Es war ein Blick ins Herz dieses Mannes! Der Referent zeichnete das Bild von „Fritz“, wie Königin Luise ihren Ältesten gern nannte, gleichsam von innen nach außen. Demnach war eine tiefe, mit den Kerngedanken der Romantik verschwisterte Religiosität der Antrieb all seinen Handelns. Ganz im christlichen Sinne wollte Friedrich Wilhelm IV. ein Mann des Friedens und der Kultur sein und so an der Christenheit bauen, wie es Novalis in einem Aufsatz beschrieb. Genau deshalb lehnte er demokratisches und revolutionäres Gedankengut so radikal ab, deshalb wollte er Preußen keine Verfassung erlauben, sein „allein von Gott“ erhaltenes Amt stand höher. Von dieser Innensicht her lässt sich seine gesamte Politik verstehen: Die Ablehnung der Kaiserkrone 1849 aus der Hand von Demokraten, der Bau an der Heiligen Allianz, die Neutralität beim Krimkrieg.

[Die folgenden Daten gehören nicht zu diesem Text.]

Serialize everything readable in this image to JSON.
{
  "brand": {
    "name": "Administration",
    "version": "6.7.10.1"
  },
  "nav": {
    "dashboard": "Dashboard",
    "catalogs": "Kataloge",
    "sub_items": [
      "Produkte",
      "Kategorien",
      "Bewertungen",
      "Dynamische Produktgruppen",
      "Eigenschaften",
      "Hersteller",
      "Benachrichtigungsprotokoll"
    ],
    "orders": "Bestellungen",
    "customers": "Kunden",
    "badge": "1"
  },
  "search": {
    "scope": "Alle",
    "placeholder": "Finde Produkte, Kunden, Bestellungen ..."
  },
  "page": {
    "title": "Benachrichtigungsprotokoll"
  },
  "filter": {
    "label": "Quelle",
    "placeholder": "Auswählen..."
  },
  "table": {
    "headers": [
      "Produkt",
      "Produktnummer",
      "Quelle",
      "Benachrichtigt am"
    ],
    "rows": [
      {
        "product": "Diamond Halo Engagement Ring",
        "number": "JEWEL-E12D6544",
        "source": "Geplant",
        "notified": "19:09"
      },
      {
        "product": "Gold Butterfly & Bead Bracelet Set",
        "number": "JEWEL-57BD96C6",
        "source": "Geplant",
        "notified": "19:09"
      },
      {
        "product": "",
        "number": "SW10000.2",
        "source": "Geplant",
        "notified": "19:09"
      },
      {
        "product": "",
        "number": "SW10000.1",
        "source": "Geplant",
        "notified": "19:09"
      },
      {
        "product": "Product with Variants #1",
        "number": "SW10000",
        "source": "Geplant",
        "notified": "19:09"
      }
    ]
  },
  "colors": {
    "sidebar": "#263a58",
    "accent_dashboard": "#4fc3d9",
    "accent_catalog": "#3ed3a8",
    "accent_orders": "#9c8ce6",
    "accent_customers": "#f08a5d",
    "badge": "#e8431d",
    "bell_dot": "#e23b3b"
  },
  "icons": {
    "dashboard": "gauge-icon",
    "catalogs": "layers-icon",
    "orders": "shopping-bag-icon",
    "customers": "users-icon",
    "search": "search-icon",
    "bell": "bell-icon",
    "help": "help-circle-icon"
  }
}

Der Mann hatte einfach Ansichten, an denen er festhielt. Sie brachten Preußen seit seinem Amtsantritt 1840 tatsächlich 21 Friedensjahre. Und eine fast fieberhafte Bautätigkeit im ganzen Land. Friedrich Wilhelm Vier vollendete den Kölner Dom, empfahl etliche Burgen, Häuser und Denkmale seinen Restauratoren, legte Parks an, ließ Neues errichten, die Friedenskirche inklusive. Alles bekannt, aber warum tat er das mit solcher Obsession?
Stefan Vöhringer zeigte den Entwurf einer Gloriole, darin der Regent sein Weltbild entwarf. Es entspricht in seinem vertikalen Sphärenbau genau der romantisch-christlichen Sicht: Oben Gott und die Seinen, unten der König mit den Seinen – Preußen! Friedrich Wilhelm IV. wollte die hiesige Kulturlandschaft also mit dem Gottesgnadentum vereinen und dies auch architektonisch fixieren. Daran hat er so visionär gebaut, freilich in einer Zeit innerer Unruhen und technischer Umwälzungen. Sollte er deshalb posthume „geisteskrank“ genannt worden sein? Der Redner bestritt eine solche Krankheit ganz vehement. Wer sich so viel vornimmt, kann nicht mal träumen. Tatsächlich war „der Romantiker auf dem Thron“ äußerst umtriebig: Er reiste viel, redete viel, baute viel, er war in Friedensdingen so aktiv, dass Schinkel und Lenné bald über Burn-out-Symptome klagten. Noch nach mehreren Schlaganfällen ließ er sich im Rollstuhl zur Orangerie fahren, um die Arbeiten in seinem „Märkischen Paradies“ zu überwachen.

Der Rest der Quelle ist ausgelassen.